Une affaire de femmes

La contraception reste encore et toujours une affaire de femmes. « Ça ressemble toujours à cela, malheureusement », dit la docteure Francine Léger, de la Clinique de médecine familiale de l’Est, à Montréal, une généraliste spécialisée en obstétrique qui reçoit souvent des couples dans son bureau. « Surtout quand on mentionne aux hommes les risques d’effets secondaires! Ils ont toujours beaucoup de mal à faire le lien entre activité sexuelle et contraception. Alors que chez les femmes, ça va évidemment de soi! » Ça va même si loin que dans ce domaine, malgré tous les discours sur le partage des responsabilités, les femmes semblent être les premières à vouloir qu’il en soit ainsi. Dans un sondage effectué il y a quelques années aux États-Unis, on a demandé aux interviewées si elles feraient confiance à leur partenaire s’il existait une pilule anticonceptionnelle masculine.

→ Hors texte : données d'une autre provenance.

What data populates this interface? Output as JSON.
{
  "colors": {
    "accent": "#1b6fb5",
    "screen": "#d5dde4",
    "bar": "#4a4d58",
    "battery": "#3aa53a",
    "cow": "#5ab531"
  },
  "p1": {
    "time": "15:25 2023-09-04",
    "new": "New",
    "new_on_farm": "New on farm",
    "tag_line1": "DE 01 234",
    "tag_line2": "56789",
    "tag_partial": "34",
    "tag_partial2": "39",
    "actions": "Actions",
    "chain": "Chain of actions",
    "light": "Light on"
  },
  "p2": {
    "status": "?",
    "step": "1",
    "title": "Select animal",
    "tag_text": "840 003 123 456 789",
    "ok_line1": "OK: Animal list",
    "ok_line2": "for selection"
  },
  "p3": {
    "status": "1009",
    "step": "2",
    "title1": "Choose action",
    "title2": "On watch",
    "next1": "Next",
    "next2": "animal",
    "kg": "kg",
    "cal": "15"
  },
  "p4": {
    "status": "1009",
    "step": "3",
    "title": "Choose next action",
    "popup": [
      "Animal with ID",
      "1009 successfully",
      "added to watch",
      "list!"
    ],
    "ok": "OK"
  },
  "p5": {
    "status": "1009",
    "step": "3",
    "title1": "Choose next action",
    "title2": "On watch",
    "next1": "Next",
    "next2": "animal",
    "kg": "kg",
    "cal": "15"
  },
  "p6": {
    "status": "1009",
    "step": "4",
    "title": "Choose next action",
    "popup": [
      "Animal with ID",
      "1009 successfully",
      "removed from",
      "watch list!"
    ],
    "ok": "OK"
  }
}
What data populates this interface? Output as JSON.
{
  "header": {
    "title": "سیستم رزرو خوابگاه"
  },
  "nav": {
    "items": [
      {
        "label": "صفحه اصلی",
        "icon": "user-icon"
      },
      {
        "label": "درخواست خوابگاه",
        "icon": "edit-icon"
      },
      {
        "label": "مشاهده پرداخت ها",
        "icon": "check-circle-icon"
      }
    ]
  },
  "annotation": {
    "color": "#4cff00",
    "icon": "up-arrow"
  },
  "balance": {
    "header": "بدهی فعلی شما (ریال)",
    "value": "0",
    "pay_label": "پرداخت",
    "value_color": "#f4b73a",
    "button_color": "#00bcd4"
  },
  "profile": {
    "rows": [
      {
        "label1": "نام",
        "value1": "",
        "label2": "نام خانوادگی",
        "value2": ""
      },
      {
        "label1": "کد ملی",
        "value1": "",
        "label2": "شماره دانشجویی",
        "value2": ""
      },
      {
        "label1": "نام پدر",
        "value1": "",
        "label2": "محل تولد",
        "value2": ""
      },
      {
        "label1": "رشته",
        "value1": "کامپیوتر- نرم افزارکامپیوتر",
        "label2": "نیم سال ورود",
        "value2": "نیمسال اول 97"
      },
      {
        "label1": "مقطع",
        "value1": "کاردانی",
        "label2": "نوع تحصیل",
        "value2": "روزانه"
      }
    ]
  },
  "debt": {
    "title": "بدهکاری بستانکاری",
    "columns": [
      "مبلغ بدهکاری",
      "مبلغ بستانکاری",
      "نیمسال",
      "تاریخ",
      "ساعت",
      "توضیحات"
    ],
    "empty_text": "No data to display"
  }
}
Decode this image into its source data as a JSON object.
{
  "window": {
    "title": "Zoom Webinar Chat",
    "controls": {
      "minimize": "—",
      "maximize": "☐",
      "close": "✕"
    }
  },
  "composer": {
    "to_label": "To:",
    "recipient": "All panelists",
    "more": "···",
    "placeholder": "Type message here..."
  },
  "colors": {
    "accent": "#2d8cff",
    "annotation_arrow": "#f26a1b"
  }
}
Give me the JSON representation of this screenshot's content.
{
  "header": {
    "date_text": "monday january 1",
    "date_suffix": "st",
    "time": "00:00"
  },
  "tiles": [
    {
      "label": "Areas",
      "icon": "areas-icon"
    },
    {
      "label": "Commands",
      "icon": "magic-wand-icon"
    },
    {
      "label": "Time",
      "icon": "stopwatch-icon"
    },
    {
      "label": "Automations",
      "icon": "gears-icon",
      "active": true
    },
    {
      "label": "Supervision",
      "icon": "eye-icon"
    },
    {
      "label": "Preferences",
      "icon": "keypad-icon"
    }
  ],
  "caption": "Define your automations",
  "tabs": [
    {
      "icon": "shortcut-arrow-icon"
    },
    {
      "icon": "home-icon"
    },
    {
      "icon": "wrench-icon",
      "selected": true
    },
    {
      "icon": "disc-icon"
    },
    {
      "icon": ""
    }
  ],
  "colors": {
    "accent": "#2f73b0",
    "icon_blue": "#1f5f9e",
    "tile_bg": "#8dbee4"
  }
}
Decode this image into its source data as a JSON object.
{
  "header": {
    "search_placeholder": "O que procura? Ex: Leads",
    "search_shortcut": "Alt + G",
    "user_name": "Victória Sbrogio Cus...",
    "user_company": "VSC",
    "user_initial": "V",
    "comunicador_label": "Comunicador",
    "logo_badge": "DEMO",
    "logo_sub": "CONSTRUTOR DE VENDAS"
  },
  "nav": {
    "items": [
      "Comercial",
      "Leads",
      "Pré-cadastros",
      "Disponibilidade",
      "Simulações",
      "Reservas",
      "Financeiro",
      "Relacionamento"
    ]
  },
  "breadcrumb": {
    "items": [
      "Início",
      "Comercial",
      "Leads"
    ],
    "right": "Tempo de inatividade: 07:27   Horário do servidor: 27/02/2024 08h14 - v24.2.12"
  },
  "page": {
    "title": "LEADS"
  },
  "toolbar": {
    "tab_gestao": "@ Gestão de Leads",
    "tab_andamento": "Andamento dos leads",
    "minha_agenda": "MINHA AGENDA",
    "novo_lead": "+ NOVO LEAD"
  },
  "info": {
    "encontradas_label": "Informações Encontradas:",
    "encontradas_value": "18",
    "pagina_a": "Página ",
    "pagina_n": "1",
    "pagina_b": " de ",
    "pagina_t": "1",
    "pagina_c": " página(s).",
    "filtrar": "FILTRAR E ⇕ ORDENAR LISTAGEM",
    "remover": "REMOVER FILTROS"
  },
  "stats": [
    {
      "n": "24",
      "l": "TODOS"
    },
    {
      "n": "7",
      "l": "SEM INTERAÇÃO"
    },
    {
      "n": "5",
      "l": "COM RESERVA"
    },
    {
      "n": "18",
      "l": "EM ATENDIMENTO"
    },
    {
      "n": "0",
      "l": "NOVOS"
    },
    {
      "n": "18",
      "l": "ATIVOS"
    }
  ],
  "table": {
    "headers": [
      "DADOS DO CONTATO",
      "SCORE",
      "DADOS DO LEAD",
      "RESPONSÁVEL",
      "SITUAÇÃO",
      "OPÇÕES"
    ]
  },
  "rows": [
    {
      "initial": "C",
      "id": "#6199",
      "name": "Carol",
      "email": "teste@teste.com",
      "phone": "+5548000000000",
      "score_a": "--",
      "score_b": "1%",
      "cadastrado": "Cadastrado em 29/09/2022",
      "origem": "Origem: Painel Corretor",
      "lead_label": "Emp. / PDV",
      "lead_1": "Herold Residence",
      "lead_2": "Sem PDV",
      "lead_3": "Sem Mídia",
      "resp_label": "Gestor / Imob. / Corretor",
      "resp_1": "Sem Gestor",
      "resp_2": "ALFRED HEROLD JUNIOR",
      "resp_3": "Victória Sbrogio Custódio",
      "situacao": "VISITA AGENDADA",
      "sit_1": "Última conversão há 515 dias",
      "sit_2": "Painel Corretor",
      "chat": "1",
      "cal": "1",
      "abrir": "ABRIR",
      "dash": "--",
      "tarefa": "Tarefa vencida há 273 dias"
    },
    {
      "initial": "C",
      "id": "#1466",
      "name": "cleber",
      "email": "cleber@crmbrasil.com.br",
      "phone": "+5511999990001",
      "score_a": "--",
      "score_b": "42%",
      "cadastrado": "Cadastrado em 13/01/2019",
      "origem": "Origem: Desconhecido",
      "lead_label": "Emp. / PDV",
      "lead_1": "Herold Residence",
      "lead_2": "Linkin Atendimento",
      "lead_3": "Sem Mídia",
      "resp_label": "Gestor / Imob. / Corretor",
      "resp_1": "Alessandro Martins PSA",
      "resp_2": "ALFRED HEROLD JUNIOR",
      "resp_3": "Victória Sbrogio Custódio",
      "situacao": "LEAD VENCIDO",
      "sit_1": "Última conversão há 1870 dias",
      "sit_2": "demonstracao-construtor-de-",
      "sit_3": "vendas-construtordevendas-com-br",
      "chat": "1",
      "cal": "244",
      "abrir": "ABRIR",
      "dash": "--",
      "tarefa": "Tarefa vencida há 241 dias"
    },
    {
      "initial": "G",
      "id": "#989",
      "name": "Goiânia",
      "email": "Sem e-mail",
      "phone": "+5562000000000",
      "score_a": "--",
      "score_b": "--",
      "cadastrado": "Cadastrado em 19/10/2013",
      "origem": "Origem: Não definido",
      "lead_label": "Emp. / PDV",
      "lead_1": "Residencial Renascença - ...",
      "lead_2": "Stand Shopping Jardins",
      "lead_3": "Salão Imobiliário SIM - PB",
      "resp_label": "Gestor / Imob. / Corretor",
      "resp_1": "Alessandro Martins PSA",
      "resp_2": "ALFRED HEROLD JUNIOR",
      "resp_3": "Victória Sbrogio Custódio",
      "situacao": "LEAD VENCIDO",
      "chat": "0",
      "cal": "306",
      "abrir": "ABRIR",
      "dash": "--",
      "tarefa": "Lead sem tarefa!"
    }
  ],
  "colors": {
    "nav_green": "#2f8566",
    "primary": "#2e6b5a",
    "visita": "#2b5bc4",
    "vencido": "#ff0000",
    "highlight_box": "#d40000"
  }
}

Elles ont clairement répondu non. Et dans une très large majorité (85 %). « On a obtenu des résultats analogues lors d’une étude menée au Québec à l’occasion du 50e anniversaire du droit de vote des femmes. Ce sont encore et toujours les femmes qui ont la responsabilité contraceptive », dit Anne St-Cerny, coordonnatrice à la Fédération du Québec pour le planning des naissances. Un point de vue que partage le docteur Jocelyn Bérubé, responsable de la Clinique de planning au Centre hospitalier régional de Rimouski. « Il ne faut pas se faire trop d’illusions : la contraception restera encore longtemps destinée aux femmes parce qu’elle n’intéresse pas plus que cela les hommes. Ils ne s’impliquent pas davantage qu’il y a 20 ans, et l’utilisation du condom n’a pas augmenté. Du coup, ils ne représentent pas un marché bien intéressant pour les laboratoires, et tout ce qui apparaît de nouveau sur le marché ne leur est pas destiné. »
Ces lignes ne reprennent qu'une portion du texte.